Bug #3119
closedapinger falls into a loop with assigned OpenVPN interface, restarting itself and triggering events indefinitely
100%
Description
When using dual-stack on a WAN, and the IPv6 gateway goes down, both IPv4 and IPv6 services on the WAN are restarted.
This causes an unnecessary disruption in the IPv4 services that may not have had a failure.
It can also lead to a loop with an assigned OpenVPN interface:
apinger sees IPv6 gateway down, restarts services on wan
check_reload_status restarts OpenVPN
OpenVPN restarts, which causes an interface event for the assigned interface (e.g. ovpns1)
rc.newwanip restarts some things, including apinger
apinger sees IPv6 gateway down, restarts services on wan
check_reload_status restarts OpenVPN
[loop, loop, loop...]
Updated by Jim Pingle over 11 years ago
- Subject changed from apinger restarts IPv4 services when an IPv6 gateway goes down (and vice versa) to apinger restarts all services on an interface when a gateway goes down, not just services using the gateway in question
Changed the subject as it does not apply strictly to IPv6 vs IPv4.
Easy way to reproduce it:
1. Create an OpenVPN server or client
2. Assign the interface, enable, etc
3. Add a second WAN gateway using a bogus IP that will not respond to ping
4. Watch it fall into a loop an explode.
rc.newwanip includes protections to prevent an OpenVPN interface from triggering an OpenVPN reload, but rc.openvpn does not contain any protections. That seems the best place to look for a band-aid solution.
Longer term, we should at least explore the idea of apinger understanding IPv6 vs IPv4 service loss when restarting things.
Updated by Jim Pingle over 11 years ago
Though rc.openvpn is being called with the physical interface (wan, etc) not the openvpn interface so perhaps that's not simple either.
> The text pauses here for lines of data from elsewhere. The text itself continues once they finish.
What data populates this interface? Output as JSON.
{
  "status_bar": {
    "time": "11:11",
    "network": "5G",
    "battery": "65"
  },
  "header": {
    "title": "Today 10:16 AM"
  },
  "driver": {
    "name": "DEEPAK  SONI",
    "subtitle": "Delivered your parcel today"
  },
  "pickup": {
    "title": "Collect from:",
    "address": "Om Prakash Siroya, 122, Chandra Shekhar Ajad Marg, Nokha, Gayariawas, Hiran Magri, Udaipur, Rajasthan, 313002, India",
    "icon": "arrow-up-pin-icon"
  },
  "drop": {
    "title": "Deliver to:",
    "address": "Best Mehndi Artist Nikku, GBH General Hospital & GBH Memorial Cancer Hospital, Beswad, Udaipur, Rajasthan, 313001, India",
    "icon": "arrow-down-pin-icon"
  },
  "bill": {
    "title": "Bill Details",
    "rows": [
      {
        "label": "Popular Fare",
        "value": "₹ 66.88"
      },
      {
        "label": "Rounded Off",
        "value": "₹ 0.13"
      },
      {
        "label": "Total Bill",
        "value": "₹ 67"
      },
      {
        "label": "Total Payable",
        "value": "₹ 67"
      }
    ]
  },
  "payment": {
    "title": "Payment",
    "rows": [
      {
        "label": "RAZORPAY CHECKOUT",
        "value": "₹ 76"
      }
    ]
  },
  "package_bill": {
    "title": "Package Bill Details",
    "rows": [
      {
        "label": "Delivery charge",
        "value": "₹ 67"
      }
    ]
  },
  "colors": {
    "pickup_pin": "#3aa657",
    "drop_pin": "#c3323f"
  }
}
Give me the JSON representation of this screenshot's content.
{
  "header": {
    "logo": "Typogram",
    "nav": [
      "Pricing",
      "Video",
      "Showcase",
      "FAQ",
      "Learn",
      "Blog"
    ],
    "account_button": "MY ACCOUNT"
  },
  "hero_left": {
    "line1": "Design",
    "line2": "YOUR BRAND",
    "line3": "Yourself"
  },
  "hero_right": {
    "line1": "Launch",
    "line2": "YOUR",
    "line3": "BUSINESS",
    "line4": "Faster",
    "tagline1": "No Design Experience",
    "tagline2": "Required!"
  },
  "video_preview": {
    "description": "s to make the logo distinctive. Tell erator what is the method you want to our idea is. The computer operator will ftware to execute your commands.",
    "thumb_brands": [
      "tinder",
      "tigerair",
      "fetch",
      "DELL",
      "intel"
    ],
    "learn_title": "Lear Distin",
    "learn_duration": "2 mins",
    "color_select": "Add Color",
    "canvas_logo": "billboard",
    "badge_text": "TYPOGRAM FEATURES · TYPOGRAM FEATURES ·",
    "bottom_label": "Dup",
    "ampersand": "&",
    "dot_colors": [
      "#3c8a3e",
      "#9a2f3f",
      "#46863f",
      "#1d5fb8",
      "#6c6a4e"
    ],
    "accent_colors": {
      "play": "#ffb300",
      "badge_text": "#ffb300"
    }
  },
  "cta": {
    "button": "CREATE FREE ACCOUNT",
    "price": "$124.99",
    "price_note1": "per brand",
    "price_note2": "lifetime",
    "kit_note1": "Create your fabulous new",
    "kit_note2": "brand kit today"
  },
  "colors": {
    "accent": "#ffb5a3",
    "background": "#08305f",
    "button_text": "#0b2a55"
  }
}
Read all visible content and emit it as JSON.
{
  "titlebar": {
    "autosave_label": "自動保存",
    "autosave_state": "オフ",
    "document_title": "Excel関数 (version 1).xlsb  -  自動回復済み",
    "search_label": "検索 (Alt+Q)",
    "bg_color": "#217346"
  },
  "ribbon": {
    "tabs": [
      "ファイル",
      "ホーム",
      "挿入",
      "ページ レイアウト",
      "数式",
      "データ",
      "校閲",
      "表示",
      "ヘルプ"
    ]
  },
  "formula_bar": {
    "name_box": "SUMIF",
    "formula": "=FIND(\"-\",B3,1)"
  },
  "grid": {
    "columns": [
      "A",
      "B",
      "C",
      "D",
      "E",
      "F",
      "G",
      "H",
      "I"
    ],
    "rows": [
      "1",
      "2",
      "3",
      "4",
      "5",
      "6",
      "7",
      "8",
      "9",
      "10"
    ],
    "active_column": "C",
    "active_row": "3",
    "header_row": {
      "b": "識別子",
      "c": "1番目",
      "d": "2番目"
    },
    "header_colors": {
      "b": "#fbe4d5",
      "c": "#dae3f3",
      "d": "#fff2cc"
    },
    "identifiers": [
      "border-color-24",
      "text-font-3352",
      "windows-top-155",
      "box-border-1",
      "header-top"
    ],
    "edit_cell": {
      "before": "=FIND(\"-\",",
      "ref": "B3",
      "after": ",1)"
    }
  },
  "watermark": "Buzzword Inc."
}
The real problem seems to be rc.newwanip on the OpenVPN interface triggering apinger to be killed and restarted.
Updated by Jim Pingle over 11 years ago
Updated the above again, the OpenVPN part is irrelevant, too. Further testing shows that just a second dead gateway will cause the looping:
apinger sees the gateway down, triggers the interface reload, which triggers apinger to restart, which sees the gateway still down, which triggers the interface reload, repeat forever until monitoring is disabled or the gateway responds.
Updated by Jim Pingle over 11 years ago
Spoke too quickly on that last one, the OpenVPN interface does play into it but it wasn't completely gone when I saw the last looping happen.
So you do need to assign and enable an OpenVPN interface, then have a down gateway on the same interface as the VPN.
Updated by Ermal Luçi over 11 years ago
- Status changed from New to Feedback
- % Done changed from 0 to 100
Applied in changeset pfsense-tools:commit:276eaf1009790760b5fe788156d8ba420f100046.
Updated by Jim Pingle over 11 years ago
- Subject changed from apinger restarts all services on an interface when a gateway goes down, not just services using the gateway in question to apinger falls into a loop with assigned OpenVPN interface, restarting itself and triggering events indefinitely
Updating the subject again to more accurately describe the core issue here. The other part is a different bug than we were chasing here, but it's not quite as critical and can wait for 2.2. I'll start a new ticket for that.
After Ermal's latest patches apinger is behaving itself aside from a minor/cosmetic quirk: It's printing negative RTTs in certain cases.
Updated by Ermal Luçi over 11 years ago
- Status changed from Feedback to Resolved